Friday, January 14, 2011

Come Back To Camden

A strange place to start I'll admit but such is the scope and audacity of the song I want it to be a clarion call of sorts. Here we are. Every last inch of us is his, to serenade us at his pleasure.

This song is everything that is great about latter day Morrissey. It feeds into what I have dubbed "the soap of Moz" which is a theme that I will continue to return to throughout this project. We have carried his persona with us so long as fans that we invest even the simplest turns of phrase with an epic event in the mans life. And ever the skillful performer Moz knows how to dramatise, the "me and my heart, we knew, we just knew.." takes on such huge proportions and is so heartbreaking even if the subject is, as usual obscured.

Not that the song is lazy with imagery, whether its drinking tea with the taste of the Thames, under a slate grey Victorian sky the whole thing is loaded with pitch perfect detail. It's the longing look of the exile, that although he mentions the colour grey the whole scene is still wonderfully rose tinted and aching with sadness. At this stage in his career Morrissey had been all but exiled, label-less to foreign shores which never made much sense for the quintessential English man.
It soars with such heart and grandeur, it can not be denied and any who are not swept up by the time it reaches its crescendo should just leave the song behind and busy themselves with never ending conversations with taxi drivers.

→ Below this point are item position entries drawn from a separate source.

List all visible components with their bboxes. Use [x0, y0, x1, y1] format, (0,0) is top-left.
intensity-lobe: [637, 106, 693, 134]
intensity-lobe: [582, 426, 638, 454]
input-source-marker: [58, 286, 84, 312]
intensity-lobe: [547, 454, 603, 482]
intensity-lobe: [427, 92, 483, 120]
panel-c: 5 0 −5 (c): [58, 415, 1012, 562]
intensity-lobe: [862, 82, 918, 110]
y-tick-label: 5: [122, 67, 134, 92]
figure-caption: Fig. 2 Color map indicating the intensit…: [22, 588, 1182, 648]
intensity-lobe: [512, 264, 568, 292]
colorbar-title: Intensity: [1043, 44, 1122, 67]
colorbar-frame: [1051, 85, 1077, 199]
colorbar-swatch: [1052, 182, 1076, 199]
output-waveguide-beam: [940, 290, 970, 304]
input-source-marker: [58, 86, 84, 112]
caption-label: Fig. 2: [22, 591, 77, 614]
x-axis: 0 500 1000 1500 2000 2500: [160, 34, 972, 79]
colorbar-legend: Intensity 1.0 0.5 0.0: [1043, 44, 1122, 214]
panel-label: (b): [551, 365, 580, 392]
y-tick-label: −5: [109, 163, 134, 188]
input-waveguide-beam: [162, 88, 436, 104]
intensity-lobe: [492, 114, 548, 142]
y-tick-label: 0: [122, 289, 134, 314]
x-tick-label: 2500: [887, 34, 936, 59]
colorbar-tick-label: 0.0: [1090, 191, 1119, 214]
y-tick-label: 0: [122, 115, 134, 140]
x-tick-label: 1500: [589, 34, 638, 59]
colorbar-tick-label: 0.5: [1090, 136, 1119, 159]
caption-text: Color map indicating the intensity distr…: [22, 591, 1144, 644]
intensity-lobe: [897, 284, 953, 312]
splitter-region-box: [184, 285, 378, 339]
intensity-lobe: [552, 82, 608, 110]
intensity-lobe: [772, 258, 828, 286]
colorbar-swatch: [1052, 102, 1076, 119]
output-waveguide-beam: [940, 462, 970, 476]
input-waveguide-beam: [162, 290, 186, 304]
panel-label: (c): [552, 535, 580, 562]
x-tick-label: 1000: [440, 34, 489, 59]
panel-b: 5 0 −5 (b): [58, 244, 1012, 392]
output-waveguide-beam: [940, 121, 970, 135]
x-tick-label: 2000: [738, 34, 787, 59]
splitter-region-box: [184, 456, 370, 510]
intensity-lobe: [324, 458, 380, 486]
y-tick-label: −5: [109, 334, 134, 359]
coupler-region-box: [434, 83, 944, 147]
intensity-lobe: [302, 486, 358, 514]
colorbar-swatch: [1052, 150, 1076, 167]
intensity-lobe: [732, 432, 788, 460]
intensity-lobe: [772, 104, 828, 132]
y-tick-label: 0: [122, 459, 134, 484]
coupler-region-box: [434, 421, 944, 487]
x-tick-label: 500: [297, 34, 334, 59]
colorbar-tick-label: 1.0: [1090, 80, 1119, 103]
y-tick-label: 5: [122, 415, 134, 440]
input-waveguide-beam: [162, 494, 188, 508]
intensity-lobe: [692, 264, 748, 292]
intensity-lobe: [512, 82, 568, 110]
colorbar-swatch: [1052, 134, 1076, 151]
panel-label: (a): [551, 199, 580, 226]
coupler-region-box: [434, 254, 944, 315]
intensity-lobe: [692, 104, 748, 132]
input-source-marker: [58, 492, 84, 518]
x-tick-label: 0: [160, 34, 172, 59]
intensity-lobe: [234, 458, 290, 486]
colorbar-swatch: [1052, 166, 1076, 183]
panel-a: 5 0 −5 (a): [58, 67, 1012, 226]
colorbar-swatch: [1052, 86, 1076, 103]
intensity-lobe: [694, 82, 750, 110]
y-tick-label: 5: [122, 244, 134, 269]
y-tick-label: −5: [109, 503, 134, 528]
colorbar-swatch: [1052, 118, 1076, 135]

His voice has never sounded better, authoritative, emotive and tinged with a real regret here. His desire to return home is palpable and we can see with the fetishised detail present in the piece, this is a man who knows where he came from inside out. He doesn't celebrate a faux version of the land, his is the world of tire yards and lonely chairs on the pavement. When in the past and well, in the present too, Morrissey might have tackled this in a very tongue in cheek way, this has no subterfuge, only truth. He promises "he'll be good" and while he may falter in this, we know, we just know that at that moment he means it. Beautiful.